Today, the Editorial Board of the Wall Street Journal reports that wind power represents 42% of the currently generated power in Texas and that freezing weather reduced output to 8%: “The problem is Texas’s overreliance on wind power that has left the grid more vulnerable to bad weather. Half of wind turbines froze last week, causing wind’s share of electricity to plunge to 8% from 42%.” See https://www.wsj.com/articles/the-political-making-of-a-texas-power-outage-11613518653.

            Does 42% strike you as an overestimate?  Multiple sources report that the current generating capacity from wind power in Texas actually represents about 17.4-25%.  See https://comptroller.texas.gov/economy/fiscal-notes/2020/august/ercot.php; https://www.expressnews.com/business/article/Wind-overtook-coal-as-a-power-source-in-Texas-15875284.php; https://www.statesman.com/story/news/2021/02/14/historic-winter-storm-freezes-texas-wind-turbines-hampering-electric-generation/4483230001/.
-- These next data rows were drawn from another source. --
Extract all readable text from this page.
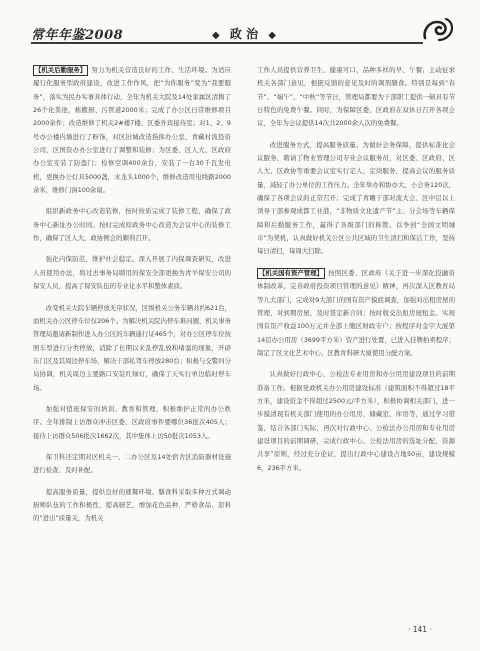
常年年鉴2008	◆ 政 治 ◆

【机关后勤服务】 努力为机关营造良好的工作、生活环境。为适应履行化服务型政府建设，改进工作作风，把“为你服务”变为“我要服务”，落实为民办实事具体行动，全年为机关大院及14处家属区清掏了26个化粪池，栋搬厨、污管道2000米；完成了办公区日常维修项目2000余件；改造维修了机关2#楼7楼、区委外宾接待室；对1、2、9号办公楼内墙进行了粉饰，对区旧城改造指挥办公室、青藏村流投资公司、区国资办办公室进行了调整和装修；为区委、区人大、区政府办公室安装了防盗门；检修空调400余台，安装了一台30千瓦发电机，更换办公灯具5000盏，水龙头1000个，维修改造用电线路2000余米，维修门窗100余扇。

组织新政务中心改造装修，按时按质完成了装修工程，确保了政务中心新址办公时间。按时完成原政务中心改造为会议中心的装修工作，确保了区人大、政协例会的顺利召开。

强化内保防范，维护社会稳定。深入开展了内保调查研究，改进人员使用办法，将过去事务局聘用的保安全部更换为青羊保安公司的保安人员，提高了保安队伍的专业化水平和整体素质。

改变机关大院车辆停放无序状况，区级机关公务车辆共约621台，而机关办公区停车位仅206个。为解决机关院内停车难问题，机关事务管理局邀请新制作进入办公区的车辆通行证465个，对办公区停车位按照车型进行分类停放，消除了长期以来乱停乱放和堵塞的现象，开辟东门区及其周边停车场，解决干部私驾车停放280台；积极与交警四分局协调，机关周边主要路口安装红绿灯，确保了天实行单边临时停车场。

加强对值班保安的培训、教育和管理，积极维护正常的办公秩序。全年排制上访群众冲击区委、区政府事件要哪位36批次405人；接待上访群众506批次1662次，其中集体上访50批次1053人。

保卫科还定期对区机关一、二办公区及14处宿舍区消防器材设施进行检查、及时补配。

提高服务质量，提供良好的就餐环境。膳食科采取多种方式调动厨师队伍的工作积极性，提高厨艺，增加花色品种，严格食品、原料的“进出”质量关，为机关

工作人员提供营养卫生、健康可口、品种多样的早、午餐；主动征求机关各部门意见，根据反馈的意见及时的调剂膳食。特别是每到“春节”、“端午”、“中秋”等节日，管理局都要为干部职工提供一顿具有节日特色的免费午餐。同时，为保障区委、区政府在双休日召开各项会议，全年为会议提供14次共2000余人次的免费餐。

改进服务方式，提高服务质量。为做好会务保障，提供标准化会议服务，聘请了物业管理公司专业会议服务员，对区委、区政府、区人大、区政协等重要会议室实行定人、定岗服务，提高会议的服务质量，减轻了办公单位的工作压力。全年举办和协办大、小会务120次，确保了各项会议的正常召开；完成了青雕干部对流大会、区中层以上领导干部参观成都工业港、“非物质文化遗产节”主、分会场等车辆保障和后勤服务工作，赢得了各级部门的称赞。以争创“全国文明城市”为契机，认真做好机关公区公共区域的卫生清扫和保洁工作，坚持每日清扫，每周大扫除。

【机关国有资产管理】 按照区委、区政府《关于进一步深化投融资体制改革，完善政府投资项目管理的意见》精神，再次深入区教育局等九大部门，完成对9大部门的国有资产摸底调查，加强对出租房屋的管理，对到期房屋，及时签定新合同；按时收交出租房屋租金。实现国有资产收益100万元并全部上缴区财政专户；按程序对金字大厦第14层办公用房（3699平方米）资产进行处置，已进入挂牌拍卖程序；制定了区文化艺术中心、区教育科研大厦使用分配方案。

认真做好行政中心、公检法专业用房和办公用房建设项目的前期准备工作。根据党政机关办公用房建设标准（建筑面积不得超过18平方米，建设资金不得超过2500元/平方米），积极协调相关部门，进一步摸清现有机关部门使用的办公用房、储藏室、库房等，通过学习借鉴，结合各部门实际，再次对行政中心、公检法办公用房和专业用房建设项目的前期调研，完成行政中心、公检法用房的选址分配、资源共享”原则，经过充分论证，提出行政中心建设占地50亩，建设规模6，236平方米。

· 141 ·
            The Journal and Texas Governor  Greg Abbott (see https://nymag.com/intelligencer/2021/02/what-gov-greg-abbott-gets-wrong-about-texas-power-failures.html) appear hellbent on blaming green power generation for the outages in the state.  Such a convenient and false target.  Might the lack of regulations requiring back up power have played a role?  How about the creation of an independent power grid manager with virtually no interconnection with backup power sources?  Who needs consumer safeguards-even for an unquestioned public necessity—when the marketplace can solve any and all problems?

            Yet another example where rather than try to determine the truth, people who know better see the advantage in creating false statistics to “prove” a point.

            Lies, damn lies and statistics.  Maybe the the authors wrote 24% and the numbers got reversed.  Of course, the Wall Street Journal would never lie to make a point.